Dollar to naira exchange rate has hit N615 as local raw materials sourcing declines to 52%.
IDOMA VOICE reports that the pressure on the foreign exchange market continued on Tuesday, with the dollar exchanging at N615 at the parallel market in Lagos and Abuja.
This is even as the percentage of local raw materials sourced by Nigerian manufacturers declined to 52.4 per cent in 2021, from 57.5 per cent obtained in 2020, according to data from the Manufacturers Association of Nigeria.
Newsonline Nigeria market research showed that a dollar sold for N613 and N614 at Zone 4 in the Federal Capital Territory, Abuja, but the rate was N615 at Amuwo Odofin and Lagos airports on Tuesday. At Abuja airports, a dollar was sold for N615. The situation was different at the Importers and Exporters window where a dollar went for N415.64, putting the margin between the official and the parallel markets at N199.36.
Bureau de Change players said dollars were becoming increasingly scarce and the price could get to N700 before the end of the year.
“We are looking for dollars to buy, but we can’t find it anywhere. People are hoarding their dollars and waiting for prices to rise further,” Aminu Bala, one of the BDCs in Zone 4, Abuja, said in pidgin English.
Abdullahi Isah, a BDC at Amuwo-Odofin in Lagos, lamented that they bought at N610-N612, saying that scarcity of dollars was hurting their business and the economy.
According to the President, Association of Bureaux de Change Operators of Nigeria, Alhaji Aminu Gwadabe, no sensible person would like to sell his or her dollar when prices could rise within the shortest possible time.
Gwadabe noted that the naira was facing a war of attrition, worsened by currency substitution, speculation, politics and exclusion of BDCs from the FX market.
He said due to the one-month notice given to travellers who needed basic allowances, many of them were finding their way to the parallel market, putting further pressure on the market.

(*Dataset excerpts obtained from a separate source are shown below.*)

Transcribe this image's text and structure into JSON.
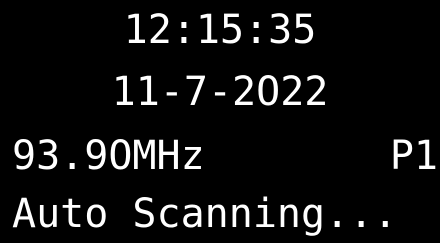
{
  "display": {
    "time": "12:15:35",
    "date": "11-7-2O22",
    "frequency": "93.9OMHz",
    "preset": "P1",
    "status": "Auto Scanning..."
  },
  "colors": {
    "background": "#000000",
    "text": "#ffffff"
  }
}
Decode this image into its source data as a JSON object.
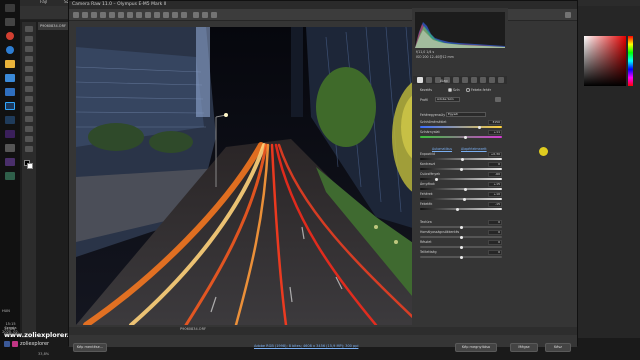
{
  "photoshop": {
    "menu": [
      "Fájl",
      "Szerk"
    ],
    "doc_tab": "P9060834.ORF",
    "zoom": "33,8%",
    "watermark": "www.zoliexplorer.com",
    "social_handle": "zoliexplorer",
    "colors": {
      "fg": "#e10000"
    }
  },
  "taskbar": {
    "lang": "HUN",
    "time": "15:15",
    "day": "Szerda",
    "date": "2020. 02. 12."
  },
  "acr": {
    "title": "Camera Raw 11.0  –  Olympus E-M5 Mark II",
    "zoom": "33,8%",
    "filename": "P9060834.ORF",
    "workflow": "Adobe RGB (1998); 8 bites; 4608 x 3456 (15,9 MP); 300 ppi",
    "camera_info": {
      "line1": "f/11,0    1/4 s",
      "line2": "ISO 200   12–40@12 mm"
    },
    "panel_title": "Alap",
    "treatment_label": "Kezelés",
    "color_option": "Szín",
    "bw_option": "Fekete-fehér",
    "profile_label": "Profil",
    "profile_value": "Adobe Szín",
    "wb_label": "Fehéregyensúly",
    "wb_value": "Egyedi",
    "auto_link": "Automatikus",
    "default_link": "Alapértelmezett",
    "sliders": [
      {
        "name": "temperature",
        "label": "Színhőmérséklet",
        "value": "3150"
      },
      {
        "name": "tint",
        "label": "Színárnyalat",
        "value": "+11"
      },
      {
        "name": "exposure",
        "label": "Expozíció",
        "value": "+0,30"
      },
      {
        "name": "contrast",
        "label": "Kontraszt",
        "value": "0"
      },
      {
        "name": "highlights",
        "label": "Csúcsfények",
        "value": "-60"
      },
      {
        "name": "shadows",
        "label": "Árnyékok",
        "value": "+15"
      },
      {
        "name": "whites",
        "label": "Fehérek",
        "value": "+10"
      },
      {
        "name": "blacks",
        "label": "Feketék",
        "value": "-15"
      },
      {
        "name": "texture",
        "label": "Textúra",
        "value": "0"
      },
      {
        "name": "clarity",
        "label": "Homályosságcsökkentés",
        "value": "0"
      },
      {
        "name": "vibrance",
        "label": "Részlet",
        "value": "0"
      },
      {
        "name": "saturation",
        "label": "Telítettség",
        "value": "0"
      }
    ],
    "buttons": {
      "save": "Kép mentése...",
      "open": "Kép megnyitása",
      "cancel": "Mégse",
      "done": "Kész"
    }
  }
}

Gwadabe called for the reinstatement of BDCs to the FX market, stressing the need for market liberalisation.
Nigeria is facing a dollar crunch, coupled with declining government revenue and oil production. Revenue of the Federal Government has declined from N970.57 billion in July 2021 to N680.783 billion in May 2022.
Nigeria earned about $10bn in non-oil exports in 2021, but this is just about 30 per cent of what Bangladesh earned from its textile exports last year. Oil production fell to 1.2 million barrels per day in April 2022 from 1.238 million barrels in March, according to OPEC Monthly Oil Market Report. This is far from the oil benchmark of 1.88 million barrels per day in the 2022 budget.

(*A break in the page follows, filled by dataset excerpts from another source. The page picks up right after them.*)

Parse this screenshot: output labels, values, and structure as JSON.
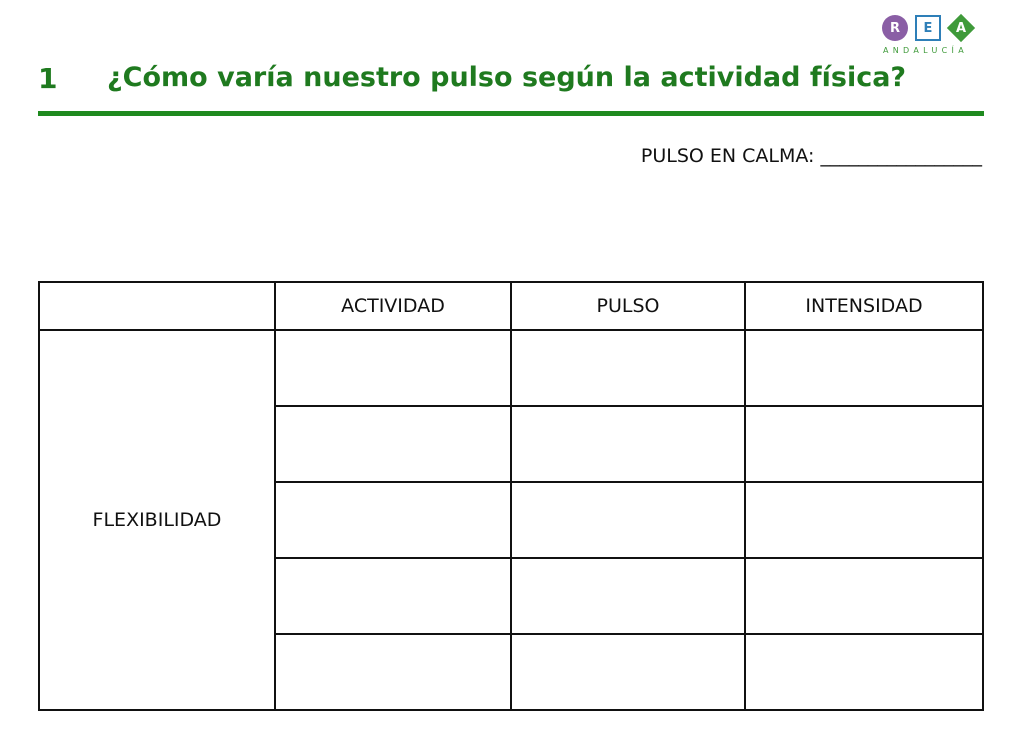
{
  "logo": {
    "letters": [
      "R",
      "E",
      "A"
    ],
    "subtitle": "ANDALUCÍA",
    "colors": {
      "r": "#8a5ea5",
      "e": "#2e7fb8",
      "a": "#3f9a3a"
    }
  },
  "heading": {
    "number": "1",
    "title": "¿Cómo varía nuestro pulso según la actividad física?",
    "color": "#1f7a1f"
  },
  "calm_pulse": {
    "label": "PULSO EN CALMA:",
    "blank": "_________________"
  },
  "table": {
    "headers": [
      "",
      "ACTIVIDAD",
      "PULSO",
      "INTENSIDAD"
    ],
    "row_label": "FLEXIBILIDAD",
    "rows": [
      [
        "",
        "",
        ""
      ],
      [
        "",
        "",
        ""
      ],
      [
        "",
        "",
        ""
      ],
      [
        "",
        "",
        ""
      ],
      [
        "",
        "",
        ""
      ]
    ]
  }
}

Manufacturers are also in the mix, scrambling for dollars to import inputs, spare parts and machinery.
According to the Manufacturers Association of Nigeria, the decline of local input sourcing from 57.5 per cent to 52.4 per cent was attributed to the scarcity of raw materials.
“Since the full opening of the economy following the lockdown associated with COVID-19 pandemic, local raw materials and other manufacturing inputs have been relatively scarce and costly. This has also affected the output of the sector negatively,” MAN said.
Professor of Ceramics Engineering, Patrick Oaikhinan, explained that his experience in ceramics-related raw materials showed that Nigeria was still far from developing its raw materials.
“The major reason companies are sourcing raw materials from abroad is the absence of details about chemical and mineralogical compositions of raw materials. Firms are also unaware of the physical and mechanical properties and areas of applications in various industries of these raw materials,” he said.
“We do not know the extent of the deposits, much less the chemical and mineralogical compositions of our raw materials. We do not have the laboratory to characterise the raw materials. If you do not know these compositions, you cannot formulate the products. If you are using trial and error, you cannot get the desired quality. Many local industries do not have the laboratories to characterise the raw materials before use because it is expensive,” he explained.
He called for a policy to develop the local raw materials and make them more marketable.
The Chief Executive Officer of the Centre for the Promotion of Private Enterprise, who interacted with manufacturers while he was the director-general of the Lagos Chamber of Commerce and Industry, said it was high time Nigeria addressed the issue of its core industries.
“If we want to promote industrialisation and self-reliance, we need to address the issue of our core industries. When I say core industries, I mean industries that form the pillar for other industries.
“Iron and steel is number one. Look at how much investment we have made in Ajaokuta Complex. The whole vision was to have an iron and steel sector that will support industralisation. The country wanted to get flat sheets, spare parts, iron rods, among others, from Ajaokuta, but we didn’t make any headway. The second major one is petrochemicals. Look at the packaging industry. Almost 90 per cent of packaging products are plastics. Next is Aluminium Smelter Company of Nigeria. It was a gas-based industry and the vision then was to use it to support cable and wire industries, but again we made a complete mess of it.”
He said Nigeria must fix these industries urgently before talking about industrialisation of any kind.